The disciples must have wondered how they could do that. Knowing they had a hard time loving each even while Jesus was with them, how could believers love like that? They overlook the obvious fact: when you love someone, really, really love someone, doing what is good and right comes so much more naturally and easily. Perhaps parents are a good illustration of this: it may be a challenge at times to be a parent, but the love one feels for one's children makes it a "no-brainer" to do what's good for them; it's obvious that if you love your children, you're going to take good care of them.

It begins with love. When our actions begin with love, everything else seems to fall in place. When there are days and situations when it is hard to love, Jesus tells us he will not leave us as orphans. Unlike those who have no parent, he promises to send the Holy Spirit as our Advocate. When our faith community clearly and intentionally focuses on love we become a home. It is love that prepares a home for those searching. We become a home; not a place to visit, not a place to pass through from time to time, and not a place to send a postcard. Is it any wonder that our church home has a table at its center, not just architecturally but at the heart of our worship life together? The Lord’s Table is where all are welcome; a table where all can gather, and table where all feel loved. A place where everyone is reassured that someone greater, stronger, smarter is not only present but in charge and reassured that this someone loves them.
Who have you invited to the table? Who have you invited home?
See ya in church but until then take care of yourself and one another..

Thursday, May 19, 2011


A pastor friend of mine tells me of a man in his church he calls Hank. Hank had attended church since he was a young boy, and now was in his sixties. He was known by everyone- but no one really liked him. He had difficulty loving his wife. His children could not speak freely with him and felt no affection from him. He was not concerned about the poor, had no tolerance for those outside the church, and tended to judge harshly those who were inside.

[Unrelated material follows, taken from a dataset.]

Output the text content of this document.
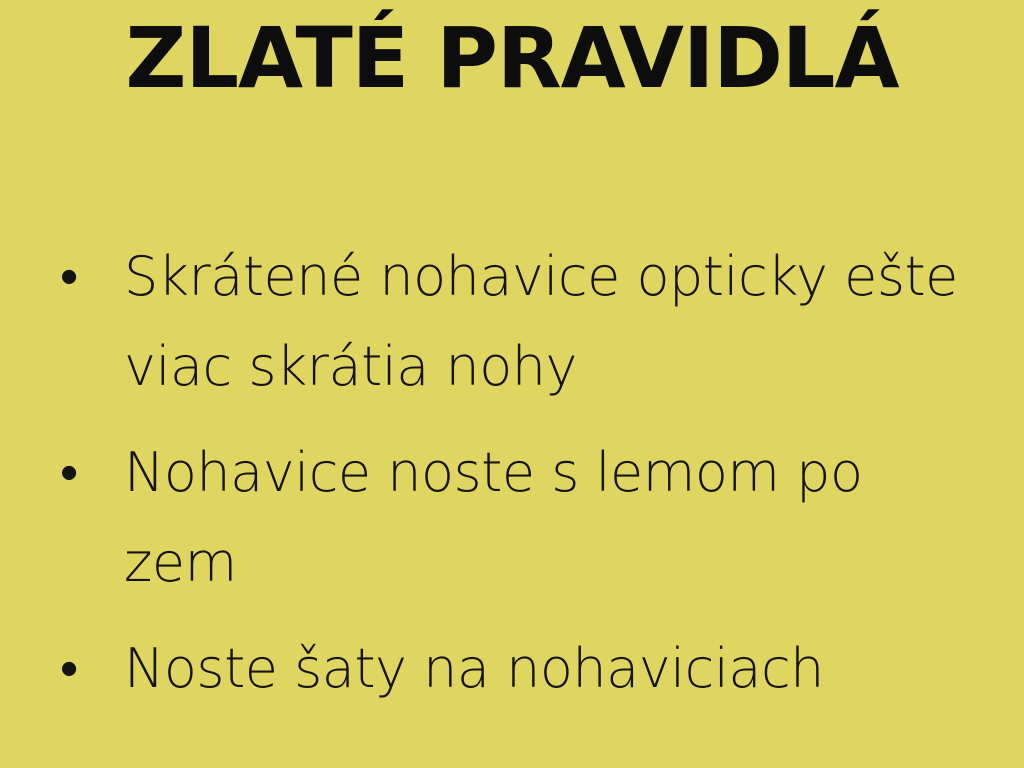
ZLATÉ PRAVIDLÁ
• Skrátené nohavice opticky ešte viac skrátia nohy
• Nohavice noste s lemom po zem
• Noste šaty na nohaviciach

One day one of the Elders asked him, “Hank, are you happy?” Without smiling or showing any emotions, he responded, “Yes.”
“Well then,” the person replied, “tell your face.”
Hank’s outward demeanor mirrored a deeper and much more tragic reality: Hank was not changing. He was not being transformed. He was not growing in his faith, his relationships or his Christlikeness. But here’s is what is most remarkable: nobody in the church was surprised by this. No one called an emergency meeting of the church board to consider this person who wasn’t changing. No one really expected Hank to change, so no one was surprised when he didn’t. There were no expectations in the church. People did expect Hank to attend services, give money, and do the work of the church. But no one expected that day to day, month to month, decade to decade, Hank would be transformed and grow more and more in the likeness of Christ. People did not expect that he would become progressively more loving, joyful, and winsome person. So they were not shocked when it did not happen. Maybe it’s now time to raise our own expectations of what we want out of our life, the life of others, and our church.
Peace & Joy,

Monday, May 16, 2011

What Happened to People of Vision

Many of us in today's modern world are uncomfortable with the idea of visions. When someone claims to have a vision, we more often than not quickly believe that person is nuttier than a fruitcake or on some type of hallucinogenic drugs. In our conscious we have stereotyped anyone who claims to have a vision. We quickly forget that industry, invention, creativity, and success all begin as a vision. A vision is the destination to shot for. It is the Promise Land, Fantasy Island, and Survivor all rolled into one great adventure. However in the church today, we just don’t know what to do when someone claims to have a vision.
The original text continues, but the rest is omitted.